LA VERDAD SEA DICHA
En el Poder Judicial, un cambio torpe
Por: Guillermo Hurtado AviñaDigo que es un cambio torpe, porque no me atrevo a decir que es un cambio pen… bueno, pensándolo mejor, que así quede.
Como ha quedado dicho en otras ocasiones, López Obrador tiene como ídolo a Don Benito Juárez, a tal grado que aspira a ser y hacer cosas importantes para México, sin que desgraciadamente para él lo haya logrado.
Fue puntada de él destruir al Poder Judicial, mediante una elección de sus componentes, para lo cual se llevó a cabo una farsa tan grande, que difícilmente alguien podrá presumirla, mediante la cual resultó que la presidencia de ese Poder, dejó de estar en manos de una persona muy, pero muy capaz, sumamente preparada, para quedar en manos de alguien muy, pero muy impreparado para ocupar ese importantísimo cargo.
Veamos porque se dice lo que se dice:
DATOS ACADÉMICOS
La doctora en derecho NORMA LUCÍA PIÑA HERNÁNDEZ, ministra presidenta de la Suprema Corte de Justicia de la Nación hasta el 31 de agosto de ese año, obtuvo su título de Licenciada en Derecho, en la UNAM, en donde estudió de 1974 a 1984, fecha a partir de la cual realizó los estudios de los cuales mencionaré solamente algunos, porque el espacio no me permite mencionarlos todos.
Especialidad en Derecho Constitucional y Administrativo en la División de Estudios de Postgrado de la UNAM. 1985–1986.
Master en Argumentación Jurídica por la Universidad de Alicante España. 2011-2012.
EXPERIENCIA LABORAL
Técnica Académica en el Instituto de Investigaciones Jurídicas, de la UNAM.
Secretaria Proyectista En el Tercer Tribunal Colegiado en Materia Administrativa.
Secretaria de Estudio y Cuenta en la Primera Sala de la Suprema Corte de Justicia.
Juez por oposición en el Juzgado Tercero de Distrito en el Estado de Morelos.
Juez Quinto de Distrito en Materia Administrativa n el Distrito Federal.
Magistrada de Circuito en el Décimo Cuarto Tribunal Colegiado Tribunal Colegiado en Materia Administrativa.
Ministro de la Suprema Corte de Justicia de la Nación.
Lic. HUGO AGUILAR ORTIZ, ministro electo de la Suprema Corte de Justicia de la Nación.
DATOS ACADÉMICOS
Lic. En Derecho por la facultad de Derecho y ciencias sociales de la Universidad Autónoma "Benito Juárez de Oaxaca".

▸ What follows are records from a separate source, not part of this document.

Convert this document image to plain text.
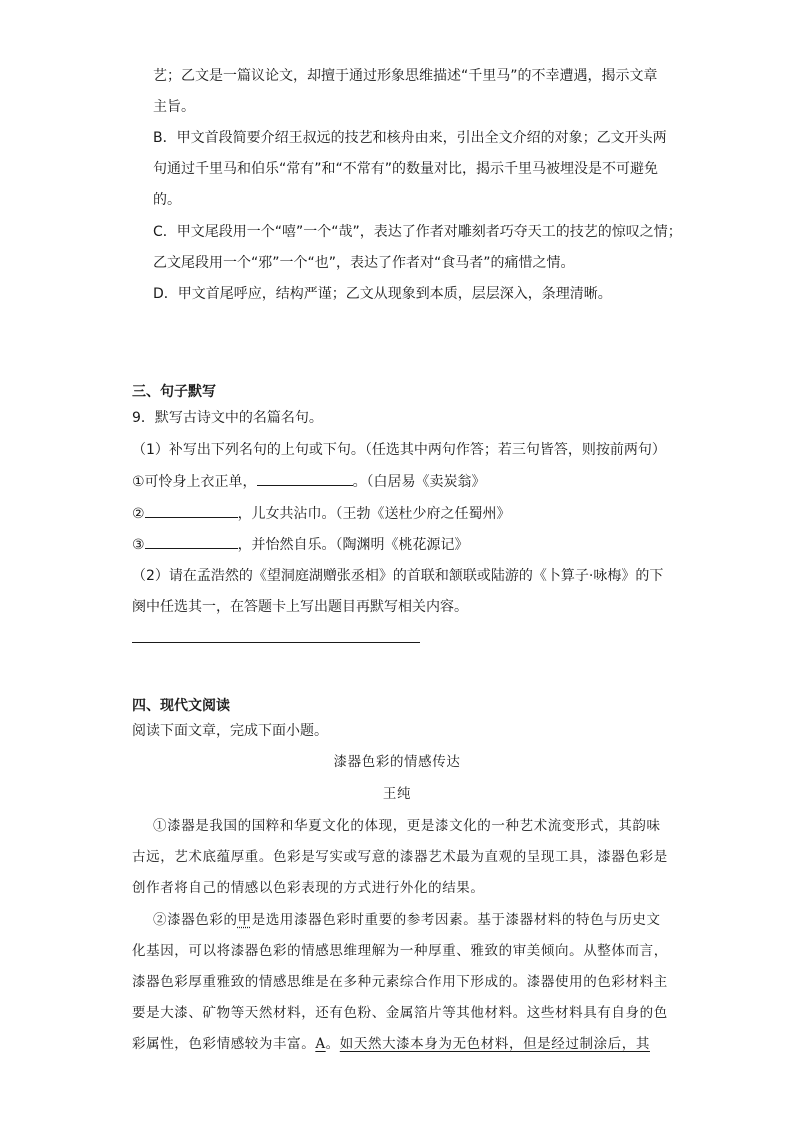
艺；乙文是一篇议论文，却擅于通过形象思维描述“千里马”的不幸遭遇，揭示文章
主旨。
B．甲文首段简要介绍王叔远的技艺和核舟由来，引出全文介绍的对象；乙文开头两
句通过千里马和伯乐“常有”和“不常有”的数量对比，揭示千里马被埋没是不可避免
的。
C．甲文尾段用一个“嘻”一个“哉”，表达了作者对雕刻者巧夺天工的技艺的惊叹之情；
乙文尾段用一个“邪”一个“也”，表达了作者对“食马者”的痛惜之情。
D．甲文首尾呼应，结构严谨；乙文从现象到本质，层层深入，条理清晰。
三、句子默写
9．默写古诗文中的名篇名句。
（1）补写出下列名句的上句或下句。（任选其中两句作答；若三句皆答，则按前两句）
①可怜身上衣正单，	。（白居易《卖炭翁》
②	，儿女共沾巾。（王勃《送杜少府之任蜀州》
③	，并怡然自乐。（陶渊明《桃花源记》
（2）请在孟浩然的《望洞庭湖赠张丞相》的首联和颔联或陆游的《卜算子·咏梅》的下
阕中任选其一，在答题卡上写出题目再默写相关内容。
四、现代文阅读
阅读下面文章，完成下面小题。
漆器色彩的情感传达
王纯
①漆器是我国的国粹和华夏文化的体现，更是漆文化的一种艺术流变形式，其韵味
古远，艺术底蕴厚重。色彩是写实或写意的漆器艺术最为直观的呈现工具，漆器色彩是
创作者将自己的情感以色彩表现的方式进行外化的结果。
②漆器色彩的甲是选用漆器色彩时重要的参考因素。基于漆器材料的特色与历史文
化基因，可以将漆器色彩的情感思维理解为一种厚重、雅致的审美倾向。从整体而言，
漆器色彩厚重雅致的情感思维是在多种元素综合作用下形成的。漆器使用的色彩材料主
要是大漆、矿物等天然材料，还有色粉、金属箔片等其他材料。这些材料具有自身的色
彩属性，色彩情感较为丰富。A。如天然大漆本身为无色材料，但是经过制涂后，其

Cuenta con una maestría en Derecho Constitucional por la facultad de Derecho y Ciencias Sociales de la Universidad autónoma "Benito Juárez de Oaxaca".
EXPERIENCIA LABORAL
Asesor del Instituto Estatal Electoral y de participación ciudadana.

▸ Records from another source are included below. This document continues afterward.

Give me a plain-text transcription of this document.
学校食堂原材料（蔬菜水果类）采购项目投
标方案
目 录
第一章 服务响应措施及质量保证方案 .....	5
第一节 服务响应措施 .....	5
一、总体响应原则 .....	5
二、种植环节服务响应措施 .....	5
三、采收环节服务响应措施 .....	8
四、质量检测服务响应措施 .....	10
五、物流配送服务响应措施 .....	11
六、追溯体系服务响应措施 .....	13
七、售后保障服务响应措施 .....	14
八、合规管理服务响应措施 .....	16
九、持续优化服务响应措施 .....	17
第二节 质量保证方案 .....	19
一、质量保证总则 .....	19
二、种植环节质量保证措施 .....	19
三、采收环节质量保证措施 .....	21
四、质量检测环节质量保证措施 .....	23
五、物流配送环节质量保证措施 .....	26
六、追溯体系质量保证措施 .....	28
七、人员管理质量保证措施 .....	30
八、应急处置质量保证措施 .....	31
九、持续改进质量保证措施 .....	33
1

Consultor de la Oficina en México de Alto Comisiona de las Naciones Unidas para los derechos humanos.
Asesor de 6 controversias constitucionales interpuestas para buscar la invalidez de la Ley de Radio y Televisión, con el tema del reconocimiento del sistema electoral en municipios indígenas.
Participante en la 51 sesión de la Subcomisión de Prevención de Discriminaciones y protección de las minorías en Ginebra Suiza.
ADIASAM, (Academia de Derechos Indios de la Asamblea Mixe). Participante y promotor de los Foros sobre realidad Indígena, campesina y negra de Oaxaca.
PERFIL
Después de una década como activista, ha tenido puestos gubernamentales relacionados con la defensa de pueblos indígenas.
Estudio una maestría de derecho constitucional, de la cual aún está pendiente su titulación.
En 1996, cuando tenía 23 años, participó en el cuerpo asesor del EZLN.
Ha ocupado diversos cargos en el gobierno. En 2011 fue nombrado subsecretario de derechos indígenas.
Ingresó al gobierno federal en 2018 durante la administración de Andrés Manuel López Obrador, y desde entonces se desempeña como coordinador general de derechos indígenas.
Es evidente que no ha sido litigante, ni ha ocupado ningún cargo dentro del Poder Judicial, lo que significa que no tiene ningún merecimiento para ser ministro de la Corte, y menos su presidente.
Bueno, corrijo, tiene el mejor merecimiento para ese cargo: Es indígena, paisano de Benito Juárez, y lo más importante, tiene la bendición de López Obrador, y con eso no es necesario ni siquiera haber terminado la secundaria.
¡HUGO AGUILAR ES MAS POLÍTICO QUE JURISTA!